Desesperada, lembrei do remédio que Levi havia me dado certa vez. As mãos trêmulas mal conseguiam abrir a embalagem, mas de alguma forma alcancei todas as cápsulas e, sem hesitar, engoli todas de uma só vez. Sem água, sem tempo para refletir. O gosto amargo e a sensação de cada comprimido descendo rasgando minha garganta eram detalhes insignificantes perto do caos que consumia minha mente.

Eu queria gritar, queria vê-lo, queria abraçá-lo uma última vez e pedir desculpas por tudo. Queria perguntar a Eren se a culpa era minha. Mas, ao mesmo tempo, não queria nenhuma dessas coisas. Estava dividida entre um desejo desesperado de reparação e uma completa apatia. O mundo parecia desabar sobre minha cabeça, e isso doía mais do que qualquer coisa que eu já tivesse sentido.
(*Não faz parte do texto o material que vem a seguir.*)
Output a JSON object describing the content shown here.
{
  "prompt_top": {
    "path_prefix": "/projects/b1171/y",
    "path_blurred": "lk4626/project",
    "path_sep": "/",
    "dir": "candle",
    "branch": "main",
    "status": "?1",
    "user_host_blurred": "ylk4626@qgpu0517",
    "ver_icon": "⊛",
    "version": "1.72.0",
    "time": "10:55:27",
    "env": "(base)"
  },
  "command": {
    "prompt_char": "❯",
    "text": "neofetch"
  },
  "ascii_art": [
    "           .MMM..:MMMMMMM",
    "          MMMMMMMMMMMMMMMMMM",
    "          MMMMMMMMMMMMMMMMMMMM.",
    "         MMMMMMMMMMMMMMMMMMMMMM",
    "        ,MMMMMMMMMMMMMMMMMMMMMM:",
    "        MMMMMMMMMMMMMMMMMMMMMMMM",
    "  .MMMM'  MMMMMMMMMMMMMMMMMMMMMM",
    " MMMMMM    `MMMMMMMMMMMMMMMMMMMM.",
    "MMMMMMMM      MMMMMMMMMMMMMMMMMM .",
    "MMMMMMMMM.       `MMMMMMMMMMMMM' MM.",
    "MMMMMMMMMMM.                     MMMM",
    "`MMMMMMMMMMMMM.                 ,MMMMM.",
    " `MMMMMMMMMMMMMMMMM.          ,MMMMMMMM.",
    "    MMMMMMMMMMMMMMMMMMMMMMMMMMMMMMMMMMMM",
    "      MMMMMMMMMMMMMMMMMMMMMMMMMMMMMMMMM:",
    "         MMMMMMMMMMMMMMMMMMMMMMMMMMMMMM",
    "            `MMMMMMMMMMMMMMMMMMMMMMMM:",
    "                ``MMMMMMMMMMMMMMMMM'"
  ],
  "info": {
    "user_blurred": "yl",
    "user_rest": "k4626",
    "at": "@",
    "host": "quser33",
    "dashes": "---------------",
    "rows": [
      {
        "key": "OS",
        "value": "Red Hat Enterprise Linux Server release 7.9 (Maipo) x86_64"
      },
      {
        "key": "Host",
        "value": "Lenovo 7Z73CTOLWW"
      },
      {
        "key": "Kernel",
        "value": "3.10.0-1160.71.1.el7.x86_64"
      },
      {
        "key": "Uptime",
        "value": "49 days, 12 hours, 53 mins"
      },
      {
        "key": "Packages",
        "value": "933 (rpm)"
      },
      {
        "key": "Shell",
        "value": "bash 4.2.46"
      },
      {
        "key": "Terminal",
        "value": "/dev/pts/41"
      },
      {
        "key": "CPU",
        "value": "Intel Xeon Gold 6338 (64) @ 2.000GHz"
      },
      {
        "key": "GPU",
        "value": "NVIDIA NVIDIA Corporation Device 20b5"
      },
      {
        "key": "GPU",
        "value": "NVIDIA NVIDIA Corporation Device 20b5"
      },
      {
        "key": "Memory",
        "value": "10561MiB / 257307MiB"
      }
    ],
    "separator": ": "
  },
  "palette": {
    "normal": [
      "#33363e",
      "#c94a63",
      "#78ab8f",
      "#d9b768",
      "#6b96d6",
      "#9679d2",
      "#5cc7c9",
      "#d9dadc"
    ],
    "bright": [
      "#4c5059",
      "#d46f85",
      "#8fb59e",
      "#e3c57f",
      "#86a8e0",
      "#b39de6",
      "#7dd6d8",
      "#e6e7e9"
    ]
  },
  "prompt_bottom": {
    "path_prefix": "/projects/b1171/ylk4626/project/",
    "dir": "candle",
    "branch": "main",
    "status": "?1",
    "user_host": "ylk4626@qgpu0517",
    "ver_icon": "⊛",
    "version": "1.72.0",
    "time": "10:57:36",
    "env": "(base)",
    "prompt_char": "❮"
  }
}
– Droga... – Murmurei enquanto me sentava na cama, segurando as pernas para tentar conter o tremor. Fiquei ali por longos minutos, de cabeça baixa, até que o efeito do remédio começou a surgir. Uma leveza estranha tomou conta de mim, como se meu corpo flutuasse, desconectado da realidade. Arrastei-me para deitar, fechei os olhos e me permiti um descanso forçado. Amanhã, eu resolveria o assunto com Eren. Hoje, eu não tinha forças.

O som de batidas violentas na porta me despertou abruptamente, arrancando-me do estado de torpor em que eu havia mergulhado. A princípio, não consegui distinguir se aquilo fazia parte de algum sonho inquieto ou se era a realidade me chamando de volta. Meus sentidos estavam embaralhados, como se a linha entre o sono e o despertar fosse apenas uma neblina densa e opressora.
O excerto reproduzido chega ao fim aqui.